UTF-16 comes in two variations, big endian and little endian. In big-endian UTF-16 or UTF-16BE, the most significant byte of the character comes first. In little-endian UTF-16 or UTF-16LE, the order is reversed. Thus, in big-endian UTF-16, the code point of letter A is U+0041 and the encoded bytes are 0x0041. In little-endian UTF-16, the encoded bytes are swapped, and A is 0x4100. In big-endian UTF-16, the code point of letter B is U+0042 and the encoded bytes are 0x0042; in little-endian UTF-16, it's 0x4200. In big-endian UTF-16, the code point of letter Σ is U+03A3 and the encoded bytes are 0x03A3; in little-endian UTF-16, it's 0xA303. In big-endian UTF-16, the code point of emoticon 😀 is U+1F600 and the encoded bytes are 0xD83D and 0xDE00; in little-endian UTF-16, it's 0x3DD8 and 0x00DE. In big-endian UTF-16, the code point of character 𠂤 is U+200A4 and the encoded bytes are 0xD840 and 0xDCA4; in little-endian UTF-16, it's 0x40D8 and 0xA4DC.

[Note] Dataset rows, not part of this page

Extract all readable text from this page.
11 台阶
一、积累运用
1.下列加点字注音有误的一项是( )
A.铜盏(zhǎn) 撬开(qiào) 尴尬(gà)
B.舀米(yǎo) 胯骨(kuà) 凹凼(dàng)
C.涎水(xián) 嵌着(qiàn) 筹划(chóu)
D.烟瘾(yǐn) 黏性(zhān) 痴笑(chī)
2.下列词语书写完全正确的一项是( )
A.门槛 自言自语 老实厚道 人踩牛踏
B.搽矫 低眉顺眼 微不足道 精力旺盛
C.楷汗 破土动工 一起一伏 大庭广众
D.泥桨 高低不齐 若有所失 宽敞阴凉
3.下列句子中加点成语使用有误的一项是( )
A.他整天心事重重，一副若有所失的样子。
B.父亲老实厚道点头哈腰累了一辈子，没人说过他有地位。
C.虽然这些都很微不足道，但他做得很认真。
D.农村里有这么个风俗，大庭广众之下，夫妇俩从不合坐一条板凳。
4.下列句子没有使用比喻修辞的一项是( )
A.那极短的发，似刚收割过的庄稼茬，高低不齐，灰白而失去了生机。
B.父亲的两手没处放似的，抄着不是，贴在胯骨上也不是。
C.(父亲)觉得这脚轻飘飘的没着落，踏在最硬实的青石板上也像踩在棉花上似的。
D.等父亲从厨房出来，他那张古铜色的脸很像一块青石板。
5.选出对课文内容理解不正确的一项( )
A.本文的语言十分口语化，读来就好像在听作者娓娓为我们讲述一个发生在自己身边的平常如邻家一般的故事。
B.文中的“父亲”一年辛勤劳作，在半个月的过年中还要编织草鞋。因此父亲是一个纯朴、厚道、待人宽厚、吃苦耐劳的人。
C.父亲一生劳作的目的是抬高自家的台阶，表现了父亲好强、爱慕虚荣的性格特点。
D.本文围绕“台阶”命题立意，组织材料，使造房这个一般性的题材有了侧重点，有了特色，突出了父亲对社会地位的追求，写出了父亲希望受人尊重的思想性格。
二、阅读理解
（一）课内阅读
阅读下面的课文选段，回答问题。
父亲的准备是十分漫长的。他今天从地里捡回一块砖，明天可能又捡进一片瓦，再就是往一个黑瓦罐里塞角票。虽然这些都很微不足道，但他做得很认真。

To distinguish between big-endian and little-endian UTF-16, a program can look at the first two bytes of a UTF-16 encoded document, a document encoded in big-endian UTF-16 begins with Unicode character U+FEFF, the zero-width nonbreaking space, more commonly called the byte-order mark. A document encoded in big-endian UTF-16 begins with the same Unicode character (U+FEFF) but the bytes is swapped (i.e. U+FFFE), the resulting U+FFFE character doesn't actually exist.